Açıklamada, TİTCK’nın kararının ayrıntılarına yer verildi. Buna göre, ilgili firmanın mide balonu sistemine ait tüm barkodların, Avrupa Birliği Komisyonu tarafından nihai bir karar verilene kadar piyasaya arzının, piyasada bulundurulmasının, önerilmesinin veya teşhir edilmesinin durdurulmasına karar verildi. Ayrıca, ürünün TİTCK Ürün Takip Sistemi’ndeki hareketlerinin de kısıtlandığı belirtilmiştir.
Alınan kararın arka planında ise Fransa’nın, bu mide balonu sisteminin uygun olmayan koşullarda uygulanmasının sağlık açısından risk yarattığı değerlendirmesi yatıyor. Fransa, bu sebeple ilgili ürünün kendi ülkesinde yasaklanmasına yönelik adımlar atarak, Avrupa genelinde yasaklanması talebiyle AB Komisyonu’na başvurmuştur. Fransa’daki bu durum, diğer ülkelerin de benzer adımlar atmasını gündeme getirmiştir.
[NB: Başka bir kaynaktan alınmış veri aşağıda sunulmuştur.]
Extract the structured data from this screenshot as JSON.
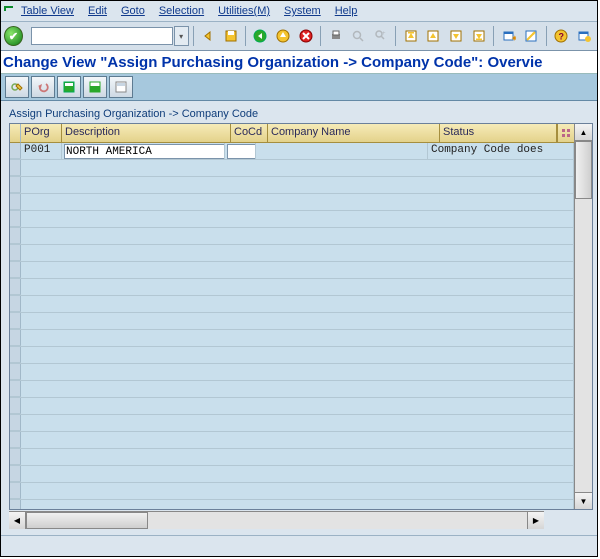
{
  "menu": {
    "items": [
      "Table View",
      "Edit",
      "Goto",
      "Selection",
      "Utilities(M)",
      "System",
      "Help"
    ]
  },
  "toolbar": {
    "cmd_value": "",
    "enter_tt": "Enter",
    "save_tt": "Save",
    "back_tt": "Back",
    "exit_tt": "Exit",
    "cancel_tt": "Cancel",
    "print_tt": "Print",
    "find_tt": "Find",
    "findnext_tt": "Find Next",
    "first_tt": "First Page",
    "prev_tt": "Previous Page",
    "next_tt": "Next Page",
    "last_tt": "Last Page",
    "newsess_tt": "New Session",
    "shortcut_tt": "Create Shortcut",
    "help_tt": "Help",
    "layout_tt": "Local Layout"
  },
  "page_title": "Change View \"Assign Purchasing  Organization -> Company Code\": Overvie",
  "app_toolbar": {
    "change_tt": "Change -> Display",
    "undo_tt": "Undo",
    "selectall_tt": "Select All",
    "selectblock_tt": "Select Block",
    "deselect_tt": "Deselect All"
  },
  "panel_title": "Assign Purchasing  Organization -> Company Code",
  "grid": {
    "headers": {
      "porg": "POrg",
      "desc": "Description",
      "cocd": "CoCd",
      "coname": "Company Name",
      "status": "Status"
    },
    "rows": [
      {
        "porg": "P001",
        "desc": "NORTH AMERICA",
        "cocd": "",
        "coname": "",
        "status": "Company Code      does"
      }
    ]
  }
}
TİTCK, Avrupa Birliği Komisyonu’ndan çıkacak karara kadar bu mide balonu sisteminin Türkiye’deki uygulamasını durdurma kararı almıştır. Bu durdurma, hem sağlık güvenliği hem de hastaların potansiyel zarar görebileceği risklerin ortadan kaldırılması adına bir önlem niteliği taşımaktadır. Ürünle ilgili önceden yapılmış olan analizler ve Fransa’da yaşanan olaylar, bu tedbirin önemini gözler önüne sermektedir.
Sağlık Bakanlığı, halk sağlığı açısından kritik olan bu kararı dikkatle izlemekte ve gelişmeleri yakından takip etmektedir. Mide balonu sisteminin kullanımında dikkat edilmesi gereken bir dizi faktör olduğu bilinirken, hastaların sağlıklarının korunması amacıyla yapılan bu tür tedbirlerin sıkça değerlendirilmeye alınması oldukça önemlidir. Hem Türkiye hem de diğer ülkelerde bu alanda atılan adımlar, potansiyel sağlık risklerinin azaltılmasına yönelik önemli bir katkı sağlamaktadır.
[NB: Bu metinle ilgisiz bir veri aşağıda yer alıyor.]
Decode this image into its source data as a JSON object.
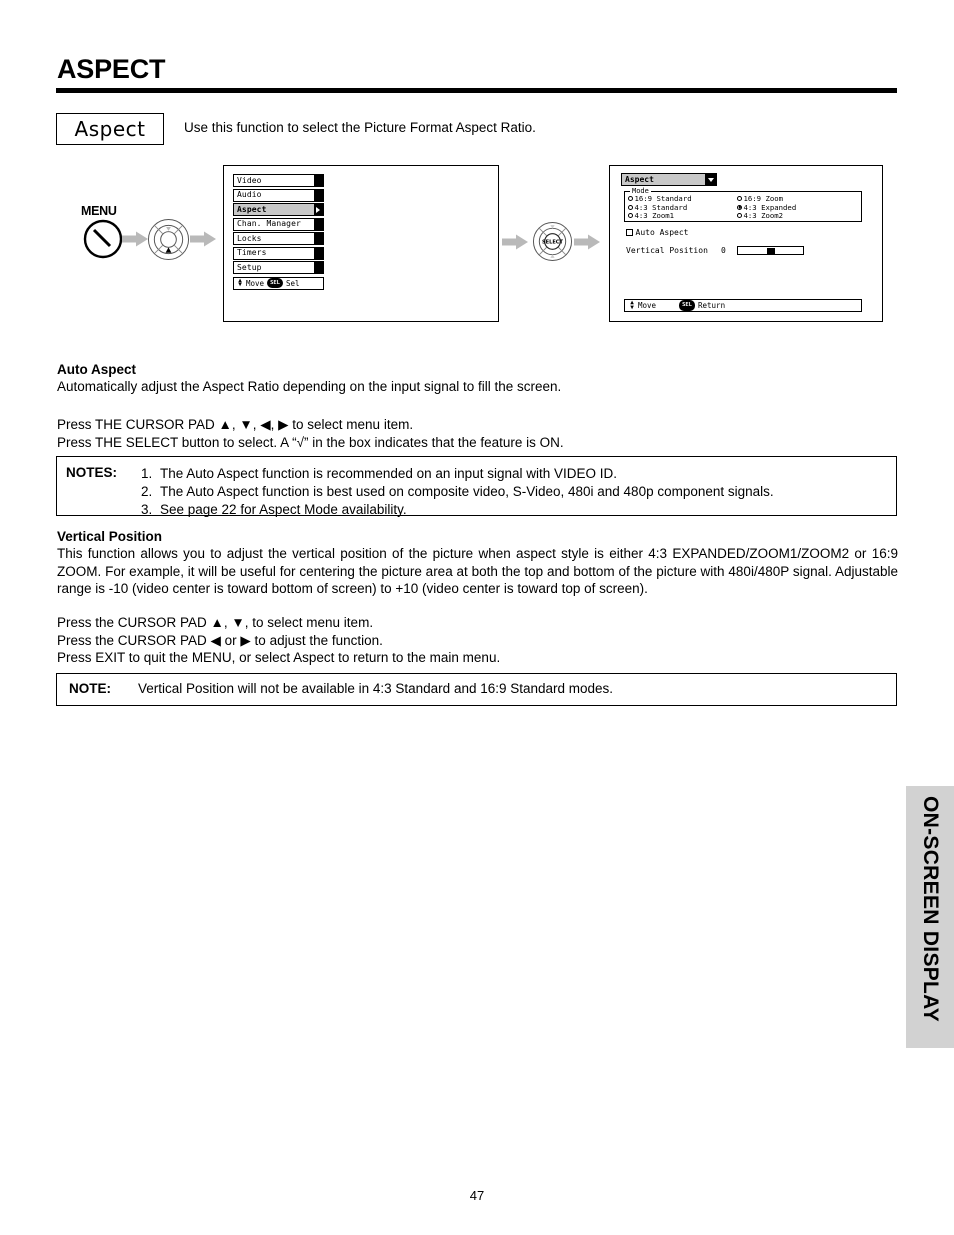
{
  "page": {
    "title": "ASPECT",
    "number": "47",
    "side_tab": "ON-SCREEN DISPLAY"
  },
  "header": {
    "badge": "Aspect",
    "intro": "Use this function to select the Picture Format Aspect Ratio."
  },
  "diagram": {
    "menu_button_label": "MENU",
    "select_button_label": "SELECT",
    "osd_main": {
      "items": [
        {
          "label": "Video",
          "selected": false
        },
        {
          "label": "Audio",
          "selected": false
        },
        {
          "label": "Aspect",
          "selected": true
        },
        {
          "label": "Chan. Manager",
          "selected": false
        },
        {
          "label": "Locks",
          "selected": false
        },
        {
          "label": "Timers",
          "selected": false
        },
        {
          "label": "Setup",
          "selected": false
        }
      ],
      "footer_move": "Move",
      "footer_sel_key": "SEL",
      "footer_sel_action": "Sel"
    },
    "osd_aspect": {
      "title": "Aspect",
      "mode_legend": "Mode",
      "modes_left": [
        {
          "label": "16:9 Standard",
          "selected": false
        },
        {
          "label": "4:3 Standard",
          "selected": false
        },
        {
          "label": "4:3 Zoom1",
          "selected": false
        }
      ],
      "modes_right": [
        {
          "label": "16:9 Zoom",
          "selected": false
        },
        {
          "label": "4:3 Expanded",
          "selected": true
        },
        {
          "label": "4:3 Zoom2",
          "selected": false
        }
      ],
      "auto_aspect_label": "Auto Aspect",
      "auto_aspect_checked": false,
      "vertical_position_label": "Vertical Position",
      "vertical_position_value": "0",
      "footer_move": "Move",
      "footer_sel_key": "SEL",
      "footer_sel_action": "Return"
    }
  },
  "sections": {
    "auto_aspect": {
      "heading": "Auto Aspect",
      "body": "Automatically adjust the Aspect Ratio depending on the input signal to fill the screen.",
      "press_line_1": "Press THE CURSOR PAD ▲, ▼, ◀, ▶ to select menu item.",
      "press_line_2": "Press THE SELECT button to select.  A “√” in the box indicates that the feature is ON."
    },
    "notes": {
      "label": "NOTES:",
      "items": [
        {
          "num": "1.",
          "text": "The Auto Aspect function is recommended on an input signal with VIDEO ID."
        },
        {
          "num": "2.",
          "text": "The Auto Aspect function is best used on composite video, S-Video, 480i and 480p component signals."
        },
        {
          "num": "3.",
          "text": "See page 22 for Aspect Mode availability."
        }
      ]
    },
    "vertical_position": {
      "heading": "Vertical Position",
      "body": "This function allows you to adjust the vertical position of the picture when aspect style is either 4:3 EXPANDED/ZOOM1/ZOOM2 or 16:9 ZOOM.  For example, it will be useful for centering the picture area at both the top and bottom of the picture with 480i/480P signal. Adjustable range is -10 (video center is toward bottom of screen) to +10 (video center is toward top of screen).",
      "press_line_1": "Press the CURSOR PAD ▲, ▼, to select menu item.",
      "press_line_2": "Press the CURSOR PAD  ◀ or ▶ to adjust the function.",
      "press_line_3": "Press EXIT to quit the MENU, or select Aspect to return to the main menu."
    },
    "note": {
      "label": "NOTE:",
      "text": "Vertical Position will not be available in 4:3 Standard and 16:9 Standard modes."
    }
  },
  "colors": {
    "rule": "#000000",
    "highlight": "#c8c8c8",
    "side_tab": "#d2d2d2"
  }
}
Sonuç olarak, TİTCK’nın aldığı tedbir kararı, hastaların sağlık güvenliğini ön planda tuttuğunu ve bu tür uygulamalar konusunda gereken hassasiyetin gösterilmesi gerektiğini vurgulamaktadır. Sağlık sektörü, sürekli olarak gelişen bilimsel bilgilere ve uluslararası düzenlemelere bağlı olarak hareket etmektedir, ve bu durum da sağlık alanında sağlıklı bir ilerleme sağlamak açısından son derece gereklidir.